Profile Image for Niranjan Limaye.
70 reviews
June 1, 2021
The mystery is complicated and the book tooo long for a thriller (close to 750 pages). But Ludlum gives the aura of someone who knows the State Department, the CIA and all their machinations too well. He spends time (and words, lotsa them) on describing, developing his characters. And the tale does span Moscow, Paris, Rome, Spain and Washington.

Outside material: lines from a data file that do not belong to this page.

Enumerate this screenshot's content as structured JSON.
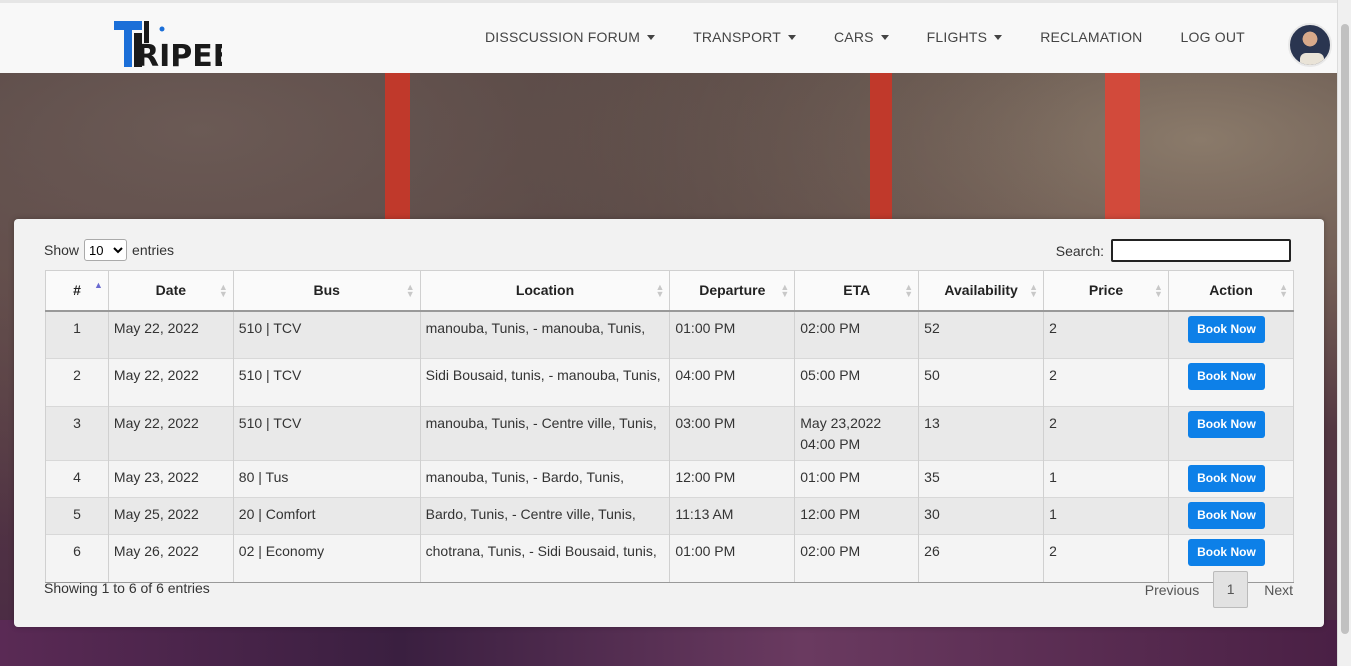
{
  "brand": {
    "logo_text": "RIPEE"
  },
  "nav": {
    "items": [
      {
        "label": "DISSCUSSION FORUM",
        "dropdown": true
      },
      {
        "label": "TRANSPORT",
        "dropdown": true
      },
      {
        "label": "CARS",
        "dropdown": true
      },
      {
        "label": "FLIGHTS",
        "dropdown": true
      },
      {
        "label": "RECLAMATION",
        "dropdown": false
      },
      {
        "label": "LOG OUT",
        "dropdown": false
      }
    ]
  },
  "controls": {
    "show_label": "Show",
    "entries_value": "10",
    "entries_label": "entries",
    "search_label": "Search:",
    "search_value": ""
  },
  "table": {
    "headers": [
      "#",
      "Date",
      "Bus",
      "Location",
      "Departure",
      "ETA",
      "Availability",
      "Price",
      "Action"
    ],
    "rows": [
      {
        "num": "1",
        "date": "May 22, 2022",
        "bus": "510 | TCV",
        "location": "manouba, Tunis, - manouba, Tunis,",
        "departure": "01:00 PM",
        "eta": "02:00 PM",
        "availability": "52",
        "price": "2",
        "action": "Book Now"
      },
      {
        "num": "2",
        "date": "May 22, 2022",
        "bus": "510 | TCV",
        "location": "Sidi Bousaid, tunis, - manouba, Tunis,",
        "departure": "04:00 PM",
        "eta": "05:00 PM",
        "availability": "50",
        "price": "2",
        "action": "Book Now"
      },
      {
        "num": "3",
        "date": "May 22, 2022",
        "bus": "510 | TCV",
        "location": "manouba, Tunis, - Centre ville, Tunis,",
        "departure": "03:00 PM",
        "eta": "May 23,2022 04:00 PM",
        "availability": "13",
        "price": "2",
        "action": "Book Now"
      },
      {
        "num": "4",
        "date": "May 23, 2022",
        "bus": "80 | Tus",
        "location": "manouba, Tunis, - Bardo, Tunis,",
        "departure": "12:00 PM",
        "eta": "01:00 PM",
        "availability": "35",
        "price": "1",
        "action": "Book Now"
      },
      {
        "num": "5",
        "date": "May 25, 2022",
        "bus": "20 | Comfort",
        "location": "Bardo, Tunis, - Centre ville, Tunis,",
        "departure": "11:13 AM",
        "eta": "12:00 PM",
        "availability": "30",
        "price": "1",
        "action": "Book Now"
      },
      {
        "num": "6",
        "date": "May 26, 2022",
        "bus": "02 | Economy",
        "location": "chotrana, Tunis, - Sidi Bousaid, tunis,",
        "departure": "01:00 PM",
        "eta": "02:00 PM",
        "availability": "26",
        "price": "2",
        "action": "Book Now"
      }
    ]
  },
  "footer": {
    "info": "Showing 1 to 6 of 6 entries",
    "previous": "Previous",
    "page": "1",
    "next": "Next"
  },
  "colors": {
    "accent": "#0d80e8",
    "logo_blue": "#1b6fd8",
    "logo_dark": "#1a1a1a"
  }
}
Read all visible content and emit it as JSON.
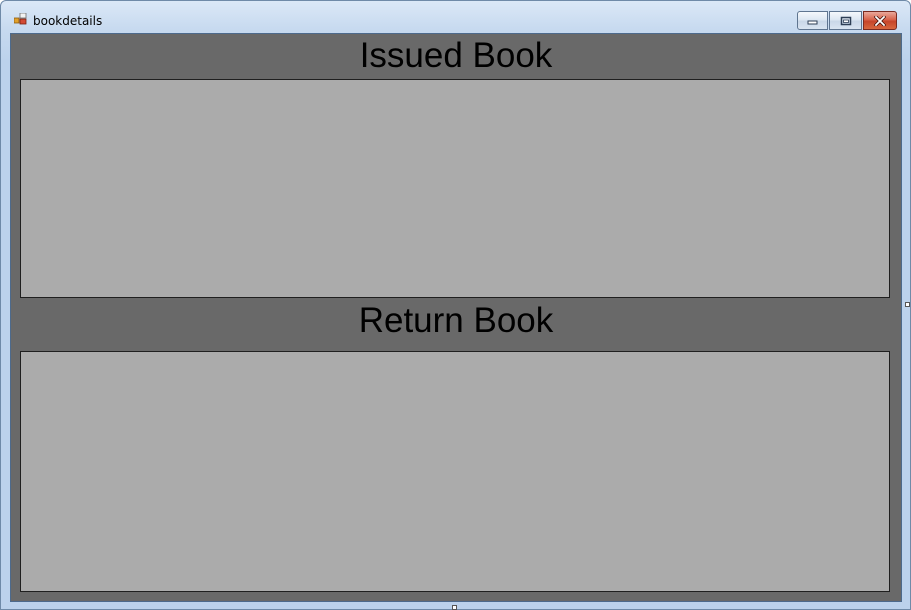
{
  "window": {
    "title": "bookdetails",
    "icon": "winforms-app-icon",
    "controls": {
      "minimize": "minimize-icon",
      "maximize": "maximize-icon",
      "close": "close-icon"
    }
  },
  "form": {
    "background_color": "#696969",
    "issued": {
      "title": "Issued Book",
      "grid_color": "#ababab"
    },
    "returned": {
      "title": "Return Book",
      "grid_color": "#ababab"
    }
  }
}
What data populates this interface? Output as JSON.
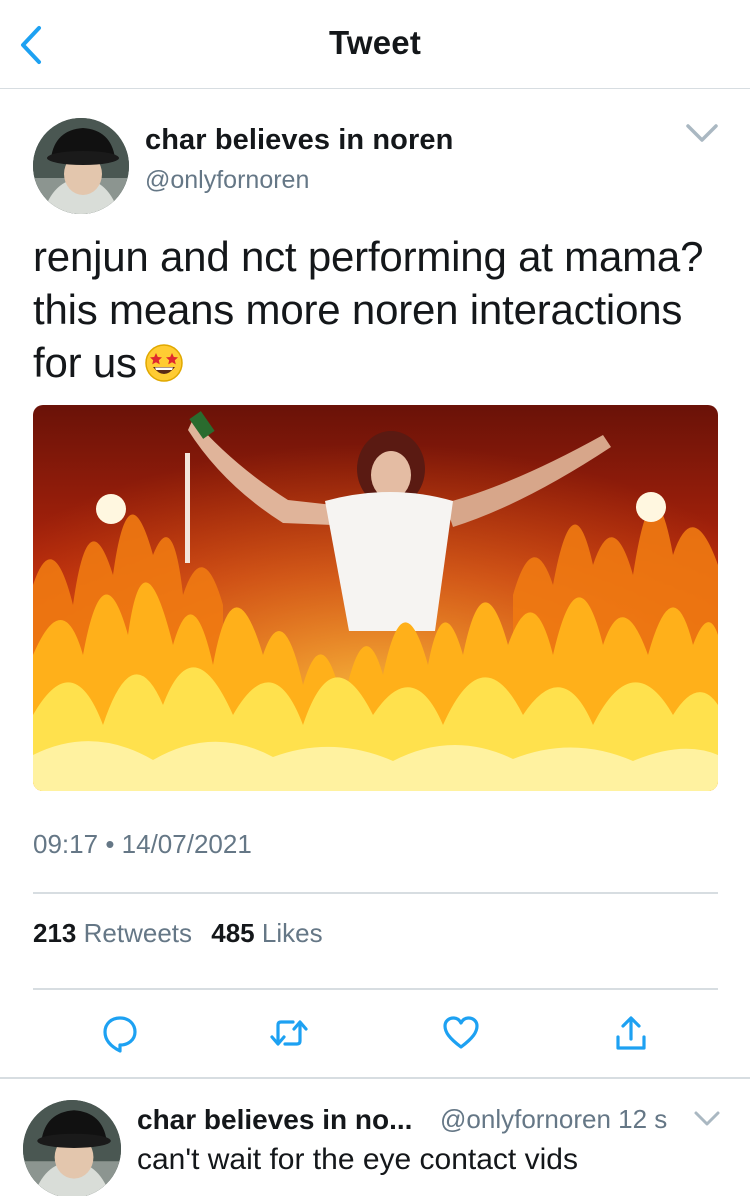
{
  "nav": {
    "title": "Tweet",
    "back_icon": "chevron-left-icon",
    "accent": "#1da1f2"
  },
  "tweet": {
    "author_name": "char believes in noren",
    "author_handle": "@onlyfornoren",
    "text_line1": "renjun and nct performing at mama?",
    "text_line2": "this means more noren interactions",
    "text_line3": "for us",
    "emoji": "star-struck-emoji",
    "time": "09:17",
    "dot": "•",
    "date": "14/07/2021",
    "retweets_count": "213",
    "retweets_label": "Retweets",
    "likes_count": "485",
    "likes_label": "Likes"
  },
  "actions": {
    "reply_icon": "reply-icon",
    "retweet_icon": "retweet-icon",
    "like_icon": "heart-icon",
    "share_icon": "share-icon"
  },
  "reply": {
    "author_name": "char believes in no...",
    "handle_time": "@onlyfornoren 12 s",
    "text": "can't wait for the eye contact vids"
  },
  "colors": {
    "text": "#14171a",
    "secondary": "#657786",
    "divider": "#d7dde1",
    "accent": "#1da1f2"
  }
}
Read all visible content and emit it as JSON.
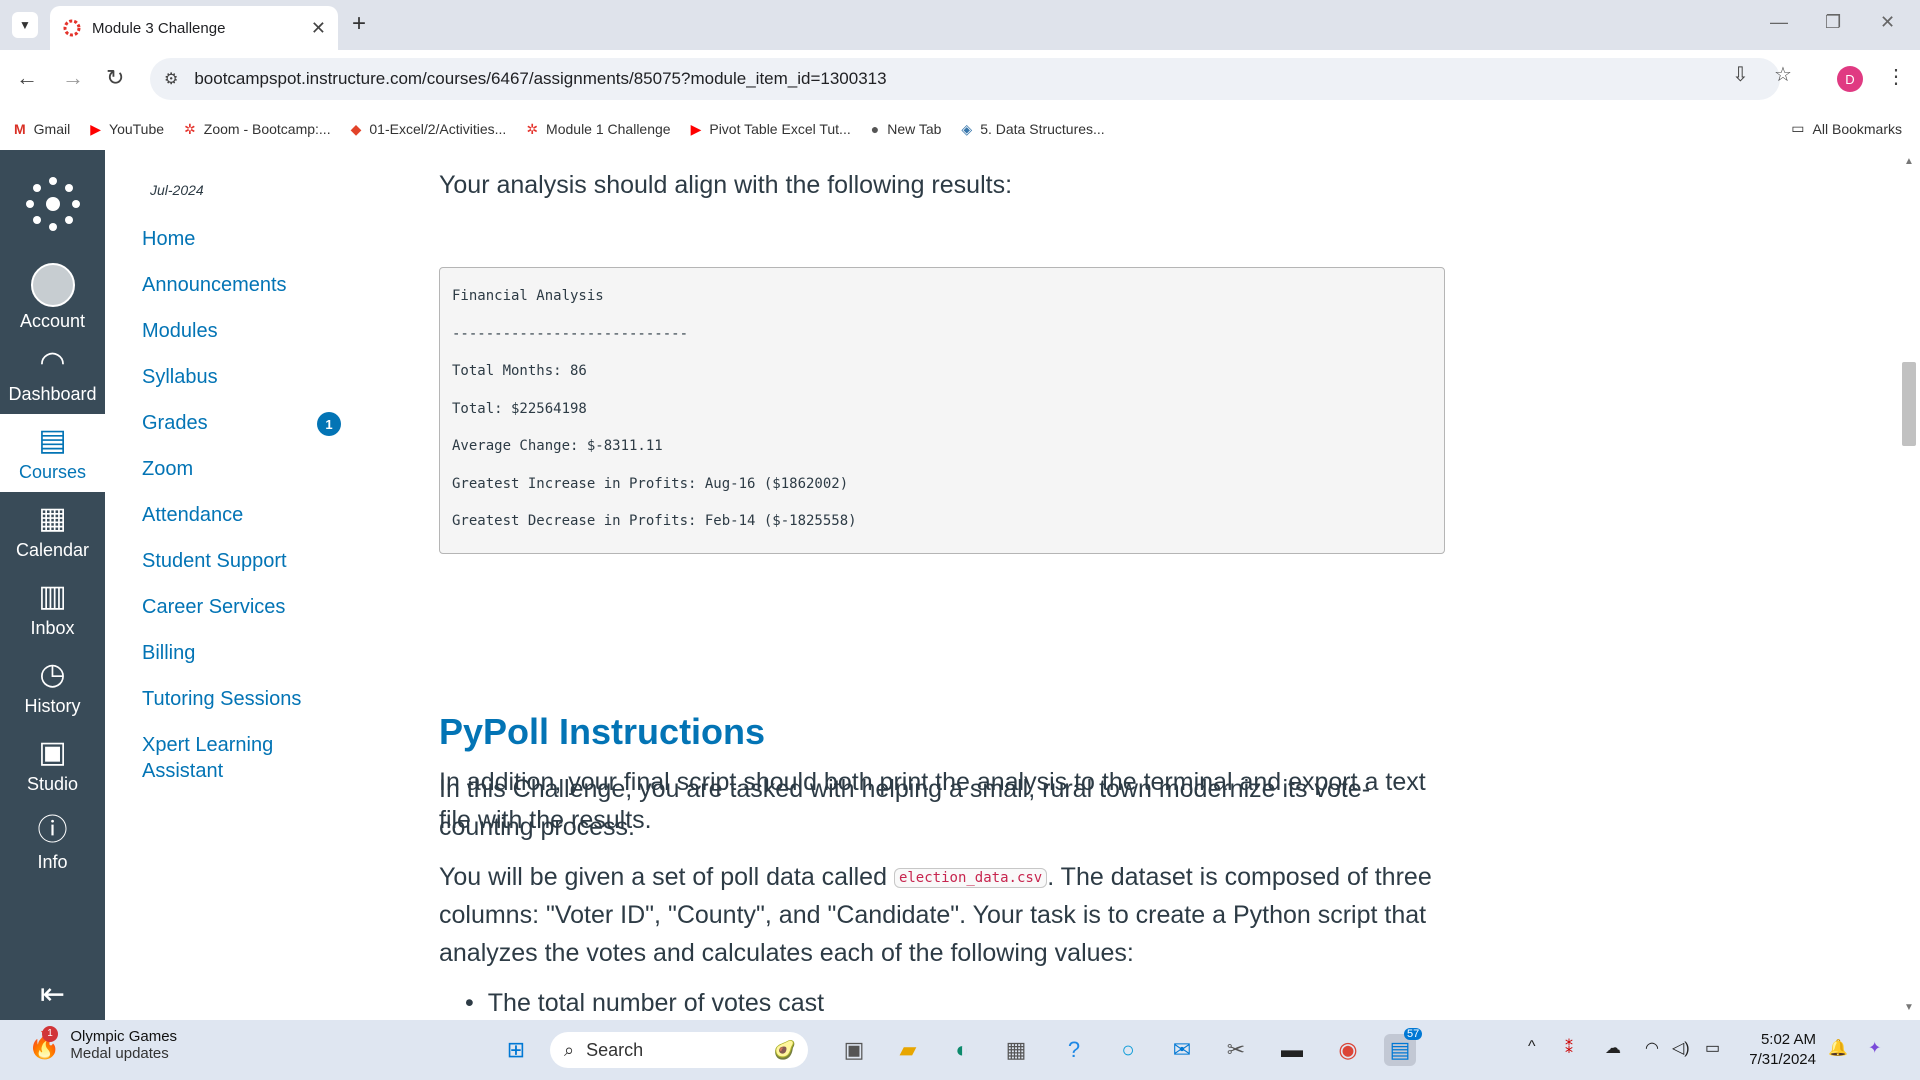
{
  "browser": {
    "tab_title": "Module 3 Challenge",
    "url": "bootcampspot.instructure.com/courses/6467/assignments/85075?module_item_id=1300313",
    "bookmarks": [
      {
        "label": "Gmail",
        "icon": "gmail-icon"
      },
      {
        "label": "YouTube",
        "icon": "youtube-icon"
      },
      {
        "label": "Zoom - Bootcamp:...",
        "icon": "canvas-icon"
      },
      {
        "label": "01-Excel/2/Activities...",
        "icon": "gitlab-icon"
      },
      {
        "label": "Module 1 Challenge",
        "icon": "canvas-icon"
      },
      {
        "label": "Pivot Table Excel Tut...",
        "icon": "youtube-icon"
      },
      {
        "label": "New Tab",
        "icon": "globe-icon"
      },
      {
        "label": "5. Data Structures...",
        "icon": "python-icon"
      }
    ],
    "all_bookmarks": "All Bookmarks",
    "profile_initial": "D"
  },
  "global_nav": {
    "items": [
      {
        "label": "Account"
      },
      {
        "label": "Dashboard"
      },
      {
        "label": "Courses"
      },
      {
        "label": "Calendar"
      },
      {
        "label": "Inbox"
      },
      {
        "label": "History"
      },
      {
        "label": "Studio"
      },
      {
        "label": "Info"
      }
    ]
  },
  "course_nav": {
    "term": "Jul-2024",
    "links": [
      {
        "label": "Home"
      },
      {
        "label": "Announcements"
      },
      {
        "label": "Modules"
      },
      {
        "label": "Syllabus"
      },
      {
        "label": "Grades"
      },
      {
        "label": "Zoom"
      },
      {
        "label": "Attendance"
      },
      {
        "label": "Student Support"
      },
      {
        "label": "Career Services"
      },
      {
        "label": "Billing"
      },
      {
        "label": "Tutoring Sessions"
      },
      {
        "label": "Xpert Learning"
      },
      {
        "label": "Assistant"
      }
    ],
    "grades_badge": "1"
  },
  "content": {
    "intro": "Your analysis should align with the following results:",
    "code_lines": [
      "Financial Analysis",
      "----------------------------",
      "Total Months: 86",
      "Total: $22564198",
      "Average Change: $-8311.11",
      "Greatest Increase in Profits: Aug-16 ($1862002)",
      "Greatest Decrease in Profits: Feb-14 ($-1825558)"
    ],
    "addition_line1": "In addition, your final script should both print the analysis to the terminal and export a text",
    "addition_line2": "file with the results.",
    "heading": "PyPoll Instructions",
    "pypoll_line1": "In this Challenge, you are tasked with helping a small, rural town modernize its vote-",
    "pypoll_line2": "counting process.",
    "data_pre": "You will be given a set of poll data called ",
    "data_code": "election_data.csv",
    "data_post": ". The dataset is composed of three",
    "data_line2": "columns: \"Voter ID\", \"County\", and \"Candidate\". Your task is to create a Python script that",
    "data_line3": "analyzes the votes and calculates each of the following values:",
    "bullet1": "The total number of votes cast"
  },
  "taskbar": {
    "news_title": "Olympic Games",
    "news_sub": "Medal updates",
    "news_badge": "1",
    "search_label": "Search",
    "store_badge": "57",
    "time": "5:02 AM",
    "date": "7/31/2024"
  }
}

If the mid-level CIA protagonist appears little too 'all knowing, always correct, most athletic, best combatant and highly perceptive with enormous detection skills', just blame it on Ludlum's love for his hero and try to enjoy the thriller.
Profile Image for Russell Miles.
18 reviews
July 20, 2021
Robert Ludlum had a tendency to be long winded, and this book is the perfect example; it is very wordy.

The concept and the plots were ingeniously set, but it was just too much of the other stuff that I didn't like.

I like action, suspenseful, thrillers, but it took me a long time to read the book because the description in the book is very intricate and detailed.

I'm sure in the 70s people were glued to everything he wrote, but now I have better things to do. Again, another place, another time.